The lady ghost didn’t respond.

“Why isn’t she responding?” Collin asked. “All the ghosts at the house responded.”

“Victoria, can you hear me, or is this like…an echo?” Alice asked loudly. “Are you not really here?”

When Victoria didn’t respond, Collin turned to the wine cellar.

Samuel had disappeared. Were there rumors about him killing Victoria?

Had they chased him off the island? If Collin had killed someone, he wouldn’t be able to bear to stick around and watch the repeating record of the worst of his sins play out like a bad movie.

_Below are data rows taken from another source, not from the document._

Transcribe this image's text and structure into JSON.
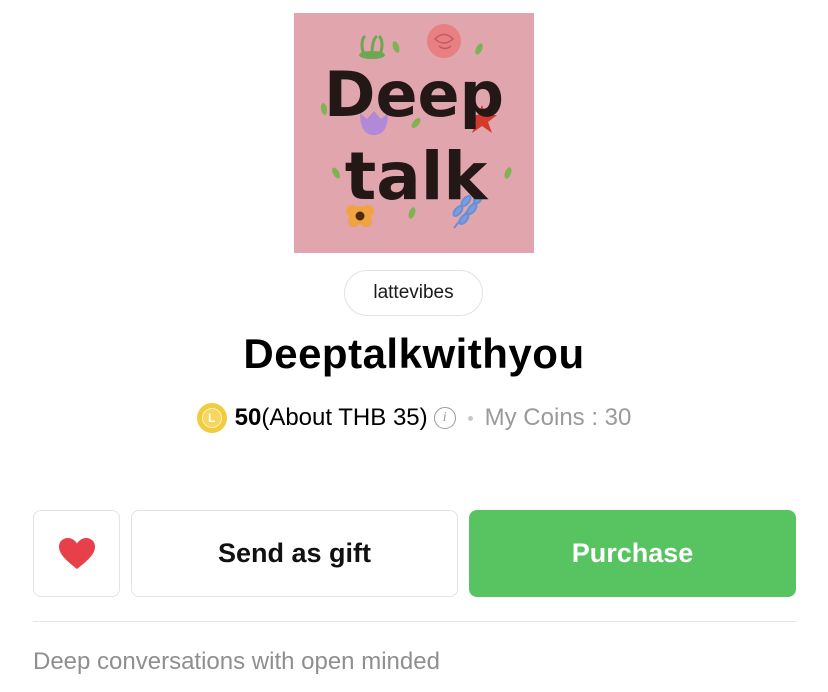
{
  "product": {
    "cover_text_line1": "Deep",
    "cover_text_line2": "talk",
    "author": "lattevibes",
    "title": "Deeptalkwithyou",
    "coin_letter": "L",
    "price_amount": "50",
    "price_approx": "(About THB 35)",
    "info_glyph": "i",
    "my_coins": "My Coins : 30",
    "description": "Deep conversations with open minded"
  },
  "actions": {
    "favorite_icon": "heart-icon",
    "gift_label": "Send as gift",
    "purchase_label": "Purchase"
  },
  "colors": {
    "cover_bg": "#e0a5ad",
    "purchase_green": "#57c461",
    "heart_red": "#e8404a",
    "coin_yellow": "#f2cc3f"
  }
}
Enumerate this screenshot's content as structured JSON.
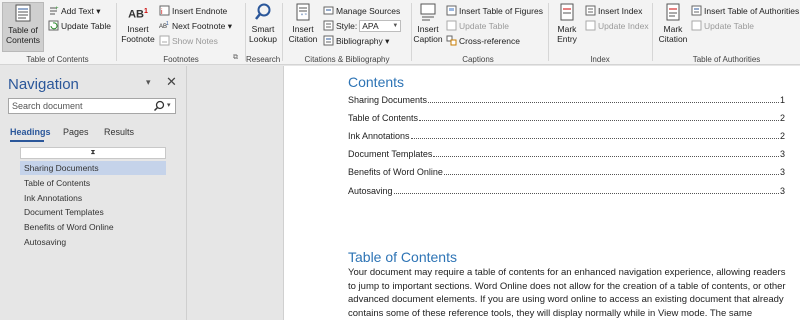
{
  "ribbon": {
    "toc_group": {
      "label": "Table of Contents",
      "toc_button": "Table of\nContents",
      "add_text": "Add Text",
      "update_table": "Update Table"
    },
    "footnotes_group": {
      "label": "Footnotes",
      "insert_footnote": "Insert\nFootnote",
      "insert_endnote": "Insert Endnote",
      "next_footnote": "Next Footnote",
      "show_notes": "Show Notes",
      "footnote_glyph": "AB"
    },
    "research_group": {
      "label": "Research",
      "smart_lookup": "Smart\nLookup"
    },
    "citations_group": {
      "label": "Citations & Bibliography",
      "insert_citation": "Insert\nCitation",
      "manage_sources": "Manage Sources",
      "style_label": "Style:",
      "style_value": "APA",
      "bibliography": "Bibliography"
    },
    "captions_group": {
      "label": "Captions",
      "insert_caption": "Insert\nCaption",
      "insert_table_of_figures": "Insert Table of Figures",
      "update_table": "Update Table",
      "cross_reference": "Cross-reference"
    },
    "index_group": {
      "label": "Index",
      "mark_entry": "Mark\nEntry",
      "insert_index": "Insert Index",
      "update_index": "Update Index"
    },
    "authorities_group": {
      "label": "Table of Authorities",
      "mark_citation": "Mark\nCitation",
      "insert_table_of_authorities": "Insert Table of Authorities",
      "update_table": "Update Table"
    }
  },
  "navigation": {
    "title": "Navigation",
    "search_placeholder": "Search document",
    "tabs": [
      "Headings",
      "Pages",
      "Results"
    ],
    "headings": [
      "Sharing Documents",
      "Table of Contents",
      "Ink Annotations",
      "Document Templates",
      "Benefits of Word Online",
      "Autosaving"
    ]
  },
  "document": {
    "contents_heading": "Contents",
    "toc": [
      {
        "title": "Sharing Documents",
        "page": "1"
      },
      {
        "title": "Table of Contents",
        "page": "2"
      },
      {
        "title": "Ink Annotations",
        "page": "2"
      },
      {
        "title": "Document Templates",
        "page": "3"
      },
      {
        "title": "Benefits of Word Online",
        "page": "3"
      },
      {
        "title": "Autosaving",
        "page": "3"
      }
    ],
    "section_heading": "Table of Contents",
    "paragraph": "Your document may require a table of contents for an enhanced navigation experience, allowing readers to jump to important sections. Word Online does not allow for the creation of a table of contents, or other advanced document elements. If you are using word online to access an existing document that already contains some of these reference tools, they will display normally while in View mode. The same"
  },
  "colors": {
    "accent": "#2b579a",
    "heading": "#2e74b5",
    "selection": "#c5d3ea"
  }
}
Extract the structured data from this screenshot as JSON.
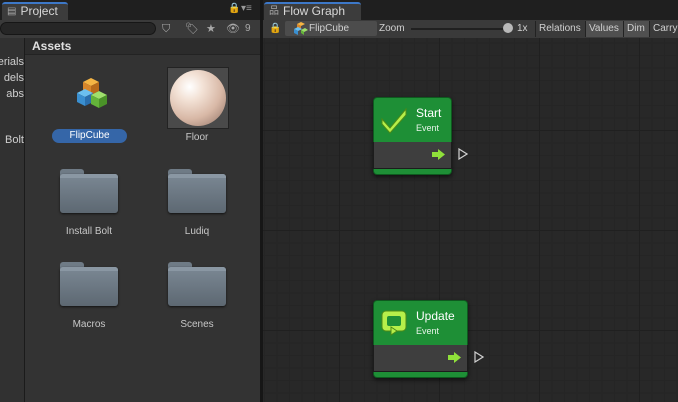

Victoria turned on her high-heeled boot and ran, not for the newer staircase they’d used, but for the far side of the basement, to where the original staircase stood.

They heard heavier footsteps chasing her, and saw the outline of a thin, long-legged shadow chasing her from the wine cellar, passing them.

“So, an echo.” Alice nodded. When Collin just blinked at her, she explained, “She’s not really there.

She experienced something so traumatic that it left a sort of psychic stain on the location, and we’re seeing that play out over and over.

The ghosts at the house are present . It’s like a hologram versus interacting with someone in person. ”

“Ghosts as people,” Collin said, blowing out a breath with a contemplative quirk to his brow. “A whole new world.”

“It’s strange, but you’ll get used to it.” She tried not to let the little pat on his shoulder come across as too condescending. “And she seemed afraid of Samuel. Samuel was delivering wine racks the day before he disappeared. The day before Victoria’s body was found.”

“Well, that’s a lot of circumstantial…circumstances,” he muttered. “So… What does that mean?”

“I have no idea,” Alice said.

“Are we ever going to have a romantic moment without it being interrupted by a ghost?” he asked.

“There’s probably a fifty-fifty chance with me, from here on out,” she admitted. “Can you live with that?”

He pulled her close, hugging her tight. “Yes, I can.”